PELUSO: — sangat. Mengelola perusahaan dan mengelola tim besar yang terdiri dari para insinyur besar, bersemangat dengan pasar dalam negeri. Banyak di antaranya lebih menarik, lebih menarik. Tiongkok menjadi lebih menarik dan menarik dibandingkan saat Anda pertama kali datang ke sini. Salah satu upayanya adalah memastikan kita tetap menjalani reformasi imigrasi, dan sebagian lagi adalah memastikan kita tetap kompetitif di pasar tenaga kerja.

saudara perempuan: Masalah kedua adalah orang yang mungkin telah bekerja selama 15 atau 20 tahun. Mereka mendapati diri mereka berusia 40 tahun dan sekarang menganggur. Ini adalah tragedi yang mengerikan.

FORBES: Ya, dan menurut saya di situlah menurut saya generasi muda mempunyai keuntungan. Mereka berasumsi mereka akan menjalani sejumlah pekerjaan. Bahkan mungkin berkarir sebelum pensiun. Dan salah satu hal yang menurut saya akan membantu menyelamatkan kita, salah satunya adalah pendidik terhebat adalah pemberi kerja. Jika Anda pergi ke sana, Anda mempelajari sesuatu yang baru dengan sangat cepat.

Hal lainnya adalah online. Sekarang Anda bisa mendapatkan — Anda bahkan tidak perlu kuliah lagi. Anda dapat mulai memperoleh keterampilan baru atau menyempurnakan keterampilan yang mungkin Anda miliki dan melakukan sesuatu. Jadi, menurut saya hal itu tidak akan terjadi – yang utama adalah mewujudkan perekonomian yang dinamis. Orang-orang menemukan cara untuk memberikan keterampilan yang mereka butuhkan.

saudara perempuan: Ya. Saya selalu merasa kasihan pada orang-orang yang tahu, mereka kehilangan pekerjaan. Mengerikan tentang hal itu, tapi kemudian mereka menerima pekerjaan di mana mereka sedang bekerja. Mereka benar-benar tidak memenuhi keterampilan mereka. Inilah gambaran diri.

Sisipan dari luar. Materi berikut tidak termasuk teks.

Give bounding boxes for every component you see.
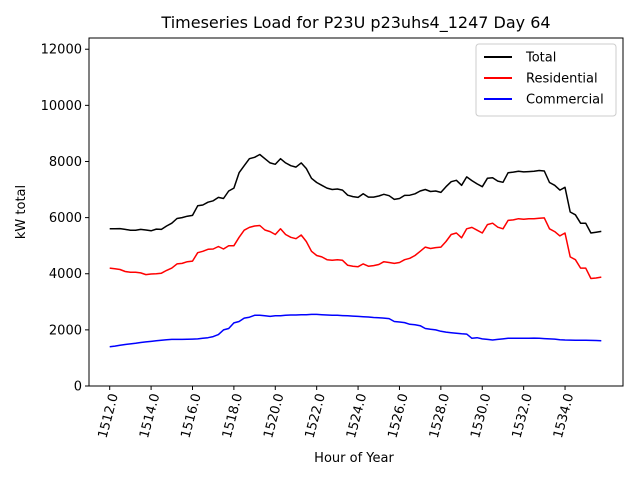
plot-frame — [88, 37, 624, 387]
series-line-total — [109, 153, 602, 234]
y-tick-label: 8000 — [49, 155, 82, 170]
y-tick-label: 2000 — [49, 323, 82, 338]
y-tick-label: 4000 — [49, 267, 82, 282]
y-tick-label: 6000 — [49, 211, 82, 226]
series-lines — [109, 153, 602, 348]
legend-label-commercial: Commercial — [526, 93, 604, 108]
series-line-residential — [109, 217, 602, 280]
series-line-commercial — [109, 313, 602, 348]
chart-title: Timeseries Load for P23U p23uhs4_1247 Da… — [160, 13, 550, 33]
legend: Total Residential Commercial — [475, 43, 617, 117]
legend-label-total: Total — [525, 51, 556, 66]
y-tick-label: 10000 — [41, 99, 82, 114]
x-axis-label: Hour of Year — [314, 451, 394, 466]
y-axis-ticks: 0 2000 4000 6000 8000 10000 12000 — [41, 43, 89, 395]
y-tick-label: 12000 — [41, 43, 82, 58]
y-tick-label: 0 — [74, 380, 82, 395]
legend-label-residential: Residential — [526, 72, 598, 87]
y-axis-label: kW total — [14, 185, 29, 239]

Anda merasa tidak enak ketika harus keluar dan menerima pekerjaan itu begitu saja.

BALET: Nah, panduan saya kepada orang-orang lanjut usia yang menganggur adalah untuk memoles keterampilan teknologi dan memastikan mereka selalu up-to-date, yang sebagian besar terjadi saat ini. Pastikan Anda menggunakan jejaring sosial sebaik mungkin, jangan takut untuk berkonsultasi, ini akan membuat Anda kembali bermain. Anda mungkin tidak mendapatkan bayaran yang sama seperti yang Anda peroleh dalam pekerjaan penuh waktu, namun Anda masih berada di tempat kerja, mempertajam keterampilan Anda dan bekerja di jaringan sosial Anda secara fisik versus virtual.

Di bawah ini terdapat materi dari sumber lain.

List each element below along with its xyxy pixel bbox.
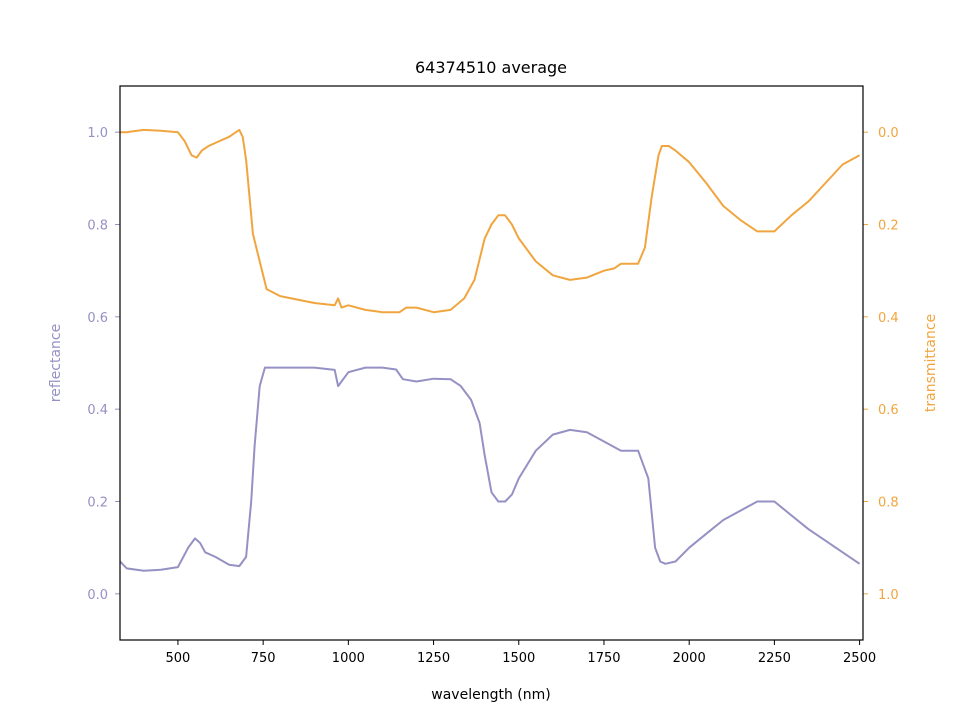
x-tick-label: 1750 — [587, 651, 620, 666]
y-right-tick-label: 0.6 — [878, 403, 899, 418]
y-right-tick-label: 0.0 — [878, 126, 899, 141]
y-left-tick-label: 0.4 — [87, 403, 108, 418]
y-axis-title-right: transmittance — [923, 314, 939, 412]
y-right-tick-label: 0.2 — [878, 219, 899, 234]
chart-title: 64374510 average — [415, 58, 567, 77]
y-right-tick-label: 0.8 — [878, 496, 899, 511]
x-tick-label: 1500 — [502, 651, 535, 666]
y-left-tick-label: 0.8 — [87, 219, 108, 234]
x-tick-label: 2500 — [843, 651, 876, 666]
transmittance-series-line — [120, 128, 861, 314]
x-axis-title: wavelength (nm) — [431, 687, 550, 703]
plot-frame — [119, 85, 864, 641]
x-tick-label: 1250 — [417, 651, 450, 666]
y-left-tick-label: 1.0 — [87, 126, 108, 141]
reflectance-series-line — [120, 366, 861, 572]
x-tick-label: 1000 — [332, 651, 365, 666]
y-left-tick-label: 0.2 — [87, 496, 108, 511]
x-tick-label: 2000 — [673, 651, 706, 666]
x-tick-label: 750 — [251, 651, 276, 666]
y-left-tick-label: 0.6 — [87, 311, 108, 326]
y-right-tick-label: 0.4 — [878, 311, 899, 326]
y-left-tick-label: 0.0 — [87, 588, 108, 603]
y-axis-title-left: reflectance — [48, 324, 64, 402]
y-right-tick-label: 1.0 — [878, 588, 899, 603]
x-tick-label: 500 — [166, 651, 191, 666]
x-tick-label: 2250 — [758, 651, 791, 666]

Anda merasa lebih baik tentang diri sendiri karena Anda bangun setiap hari. Inkubator di sini di New York City sekarang menjadi tempat orang dapat pergi dan dengan membayar $200 sebulan Anda dapat menyewa kursi virtual dan pergi ke sana serta bekerja. Tempat yang bagus untuk dikunjungi, bergaul, dan berjejaring. Bertemu dengan pria yang mengenakan skinny jeans membawa Mac.

DEDUKSI: Jangan main-main dengan orang IT.

BALET: Namun pada akhirnya, ini adalah tempat yang bagus untuk dikunjungi.

saudara perempuan: Tuan-tuan dan Nyonya, terima kasih banyak. Terima kasih untuk seluruh panel bisnis kami.